This fall, I’m teaching six classes, or 20 credit hours, split between two institutions: Local CC, where I teach Developmental-level reading and writing, and Commuter-Rural CC, where I teach basic college-level English and Writing.
At Local, I have two classes of writing and one of reading (11 credits total) and roughly sixty students; at CRCC, I have a Composition I course (21 students), a Technical Writing course (25 students), and an online Intro to Literature course (30 students), for a total of 9 credit hours and 76 students there — and 136 students total.
This is the largest group of students I’ve ever had at one time, though I’ve come close before. If I spent one hour on every student over the course of the term — which would include grading all of his or her papers, all of our e-mail correspondence, and any by-appointment in-person time — I would spend almost 6 full days (no eating, no sleeping) doing nothing but working on or with students.
At both colleges, I’m considered a part-time adjunct instructor. At CRCC, the lowest paying of my two jobs, this means I have no benefits and share an office with five other instructors. If I spent one hour per student per class during our ten-week-plus-finals term, that would be 6.9 hours per week on CRCC student work; if I show up and teach both in-person classes, that adds an additional 5.5 hours per week. So that’s 12.4 hours a week for CRCC. Let’s add three hours a week for preparation time, and three hours a week for mandatory office hours (usually, prep time happens during office hours, but I usually need more than 3 hours a week of prep time). So, working 18.4 hours a week at CRCC, I would be making just at $20 an hour. Add in the hour-and-a-half round trip commute, and that benefits-free pay drops a bit more.

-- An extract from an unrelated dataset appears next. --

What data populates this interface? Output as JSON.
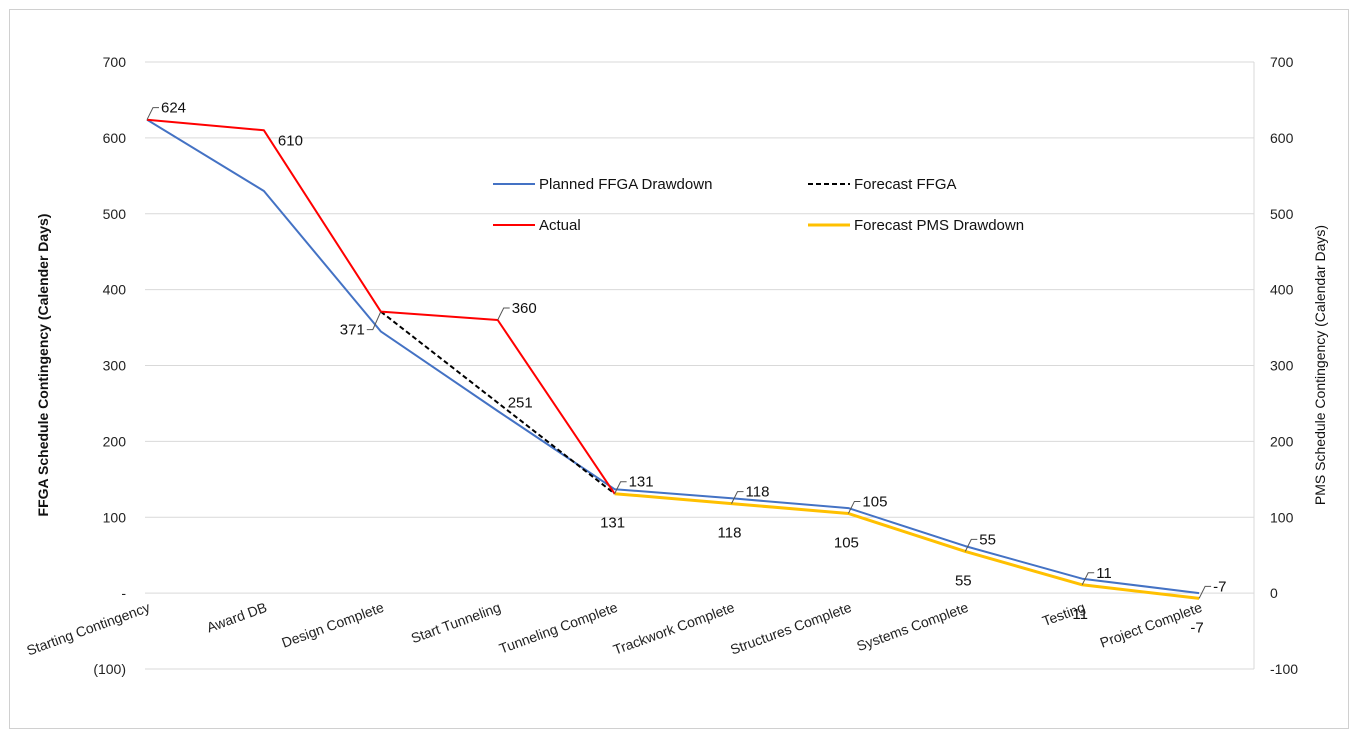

That figure works only if I spend less than half-time working on my classes and never need more than 7 hours a week to grade papers. Considering that, beginning in week three, I will have stacks of up to 50 papers at a time, that may be difficult (50 papers * 10 minutes per paper = 8+ hours).
Full-time instructors at CRCC in my department begin at a salary of around $45,000 (though many are paid much higher) and are expected to teach 5 classes per term. (They often teach fewer than this; I have no idea why, but I think there are deferments for committee work). Unlike adjuncts (and I am an exception this year), they have the option to develop online classes that they may then teach multiple times using the same setup, which means sometimes prep time can be lower. They are expected to hold office hours every day of the week (5 hours total) and participate in at least one committee. At 40-hour-a-week pay, they make roughly $34.50 an hour + benefits and, oh, job security.1
To make that same amount at CRCC, I would need to work only 10.8 hours every week: since I’m standing in the classroom for 5.5 hours and required to hold 3 office hours, that leaves 1.5 hours of outside work in order to equal the same pay as a full-time staff member. That totals out to exactly 13 minutes per student per term. Or I could work more and make much less.
The trade off? I don’t have to go to the department meetings or be on campus every day — which is a good thing, since I have to teach somewhere else to survive.
1 This doesn’t even get into whether I think $34.50 is enough to pay a full-time teacher, whether I believe (I don’t) that full-time teachers only work 40 hours a week, or whether there’s a generous qualification gap between full-time faculty and part-time faculty (there is a gap, but in my department, it’s not expressible in education).